Dalam kaitan ini sangat penting sekarang ini perlu dibuat berbagai aturan yang dapat memberikan keuntungan ke publik, baik pada pengelolaan kekayaan alam maupun bidang ekonomi lainnya. Masalah pemberantasan korupsi begitu pentingnya karena pernah ada pendapat yang mengatakan akar segala masalah di Indonesia terletak pada korupsi.

Korupsi yang sering dikatakan sudah merupakan budaya di Indonesia harus dapat ditekan seminimal mungkin supaya pembangunan dapat memberikan kesejahteraan kepada masyarakat. Berbagai usaha domestik sering dituduh tidak dapat berkembang karena berbagai pihak di Indonesia sering memerankan perburuan rente, yang hanya menguntungkan segelintir kecil orang Indonesia, dan merugikan mayoritas anggota masyarakat.

Keberadaan ekonomi biaya tinggi di Indonesia menjadikan harga produk Indonesia tidak dapat bersaing dengan negara lain. Belum lagi buruknya infrastruktur di Indonesia, menjadikan biaya pengangkutan menjadi mahal. Masalah yang masih ada kaitannya dengan tingginya korupsi adalah berbagai pungutan liar dan mahalnya biaya pengurusan izin untuk kepentingan investasi.

Padahal, seperti diketahui, investasi merupakan salah satu determinan pertumbuhan ekonomi yang penting, di samping konsumsi dan indikator lainnya. Pembenahan ekonomi dan faktor nonekonomi secara komprehensif begitu penting bagi Indonesia dalam menuju masa depan yang gemilang, yang merupakan cita-cita kita bersama.

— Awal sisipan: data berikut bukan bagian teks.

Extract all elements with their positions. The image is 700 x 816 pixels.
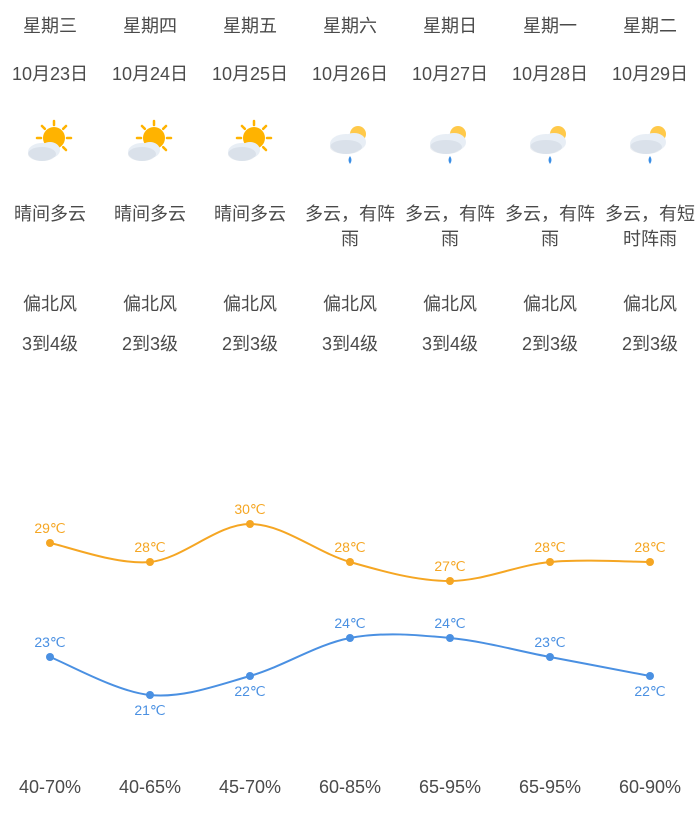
humidity-label: 45-70% [200, 777, 300, 798]
humidity-label: 40-65% [100, 777, 200, 798]
wind-direction-label: 偏北风 [523, 290, 577, 316]
svg-text:24℃: 24℃ [334, 615, 365, 631]
day-column: 星期三 10月23日 晴间多云 偏北风 3到4级 [0, 12, 100, 356]
wind-direction-label: 偏北风 [223, 290, 277, 316]
date-label: 10月25日 [212, 60, 288, 86]
day-column: 星期一 10月28日 多云，有阵雨 偏北风 2到3级 [500, 12, 600, 356]
wind-direction-label: 偏北风 [123, 290, 177, 316]
svg-text:28℃: 28℃ [634, 539, 665, 555]
svg-text:24℃: 24℃ [434, 615, 465, 631]
humidity-row: 40-70%40-65%45-70%60-85%65-95%65-95%60-9… [0, 777, 700, 798]
svg-text:22℃: 22℃ [634, 683, 665, 699]
cloud-rain-icon [522, 116, 578, 172]
weekday-label: 星期二 [623, 12, 677, 38]
svg-text:23℃: 23℃ [34, 634, 65, 650]
day-column: 星期二 10月29日 多云，有短时阵雨 偏北风 2到3级 [600, 12, 700, 356]
humidity-label: 65-95% [500, 777, 600, 798]
weekday-label: 星期六 [323, 12, 377, 38]
svg-text:29℃: 29℃ [34, 520, 65, 536]
wind-level-label: 2到3级 [222, 330, 278, 356]
weekday-label: 星期一 [523, 12, 577, 38]
humidity-label: 40-70% [0, 777, 100, 798]
weekday-label: 星期四 [123, 12, 177, 38]
wind-direction-label: 偏北风 [23, 290, 77, 316]
wind-level-label: 3到4级 [22, 330, 78, 356]
svg-text:28℃: 28℃ [134, 539, 165, 555]
svg-text:28℃: 28℃ [334, 539, 365, 555]
condition-label: 多云，有阵雨 [400, 202, 500, 280]
weekday-label: 星期五 [223, 12, 277, 38]
temperature-chart: 29℃ 28℃ 30℃ 28℃ 27℃ 28℃ 28℃ 23℃ 21℃ 22℃ 24℃ 24℃ 23℃ 2… [0, 450, 700, 750]
condition-label: 晴间多云 [210, 202, 290, 280]
wind-level-label: 2到3级 [122, 330, 178, 356]
svg-text:22℃: 22℃ [234, 683, 265, 699]
weekday-label: 星期日 [423, 12, 477, 38]
wind-direction-label: 偏北风 [423, 290, 477, 316]
partly-sunny-icon [122, 116, 178, 172]
svg-text:21℃: 21℃ [134, 702, 165, 718]
cloud-rain-icon [622, 116, 678, 172]
svg-text:28℃: 28℃ [534, 539, 565, 555]
svg-text:27℃: 27℃ [434, 558, 465, 574]
condition-label: 多云，有阵雨 [500, 202, 600, 280]
date-label: 10月27日 [412, 60, 488, 86]
wind-level-label: 3到4级 [422, 330, 478, 356]
wind-direction-label: 偏北风 [323, 290, 377, 316]
day-column: 星期四 10月24日 晴间多云 偏北风 2到3级 [100, 12, 200, 356]
date-label: 10月24日 [112, 60, 188, 86]
date-label: 10月23日 [12, 60, 88, 86]
weekday-label: 星期三 [23, 12, 77, 38]
cloud-rain-icon [322, 116, 378, 172]
humidity-label: 65-95% [400, 777, 500, 798]
day-column: 星期五 10月25日 晴间多云 偏北风 2到3级 [200, 12, 300, 356]
date-label: 10月28日 [512, 60, 588, 86]
humidity-label: 60-90% [600, 777, 700, 798]
day-column: 星期日 10月27日 多云，有阵雨 偏北风 3到4级 [400, 12, 500, 356]
partly-sunny-icon [222, 116, 278, 172]
forecast-grid: 星期三 10月23日 晴间多云 偏北风 3到4级 星期四 10月24日 [0, 0, 700, 356]
condition-label: 晴间多云 [110, 202, 190, 280]
svg-text:23℃: 23℃ [534, 634, 565, 650]
date-label: 10月29日 [612, 60, 688, 86]
partly-sunny-icon [22, 116, 78, 172]
wind-direction-label: 偏北风 [623, 290, 677, 316]
condition-label: 多云，有短时阵雨 [600, 202, 700, 280]
condition-label: 多云，有阵雨 [300, 202, 400, 280]
condition-label: 晴间多云 [10, 202, 90, 280]
wind-level-label: 3到4级 [322, 330, 378, 356]
day-column: 星期六 10月26日 多云，有阵雨 偏北风 3到4级 [300, 12, 400, 356]
cloud-rain-icon [422, 116, 478, 172]
wind-level-label: 2到3级 [522, 330, 578, 356]
svg-text:30℃: 30℃ [234, 501, 265, 517]
wind-level-label: 2到3级 [622, 330, 678, 356]
humidity-label: 60-85% [300, 777, 400, 798]
date-label: 10月26日 [312, 60, 388, 86]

Realisasikan Nawacita secara konsisten kiranya ekonomi Indonesia sebagai suatu rumah tangga dapat kuat, berdaulat, dan mandiri. Semoga peluang yang ada di balik kegaduhan ekonomi global dapat dimanfaatkan secara baik oleh Indonesia.

Purbayu Budi Santosa
Guru Besar Fakultas Ekonomika dan Bisnis Undip
(ftr)
Copyright © 2024 SINDOnews.com
All Rights Reserved
berita/ rendering in 0.3620 seconds (0.1#10.140)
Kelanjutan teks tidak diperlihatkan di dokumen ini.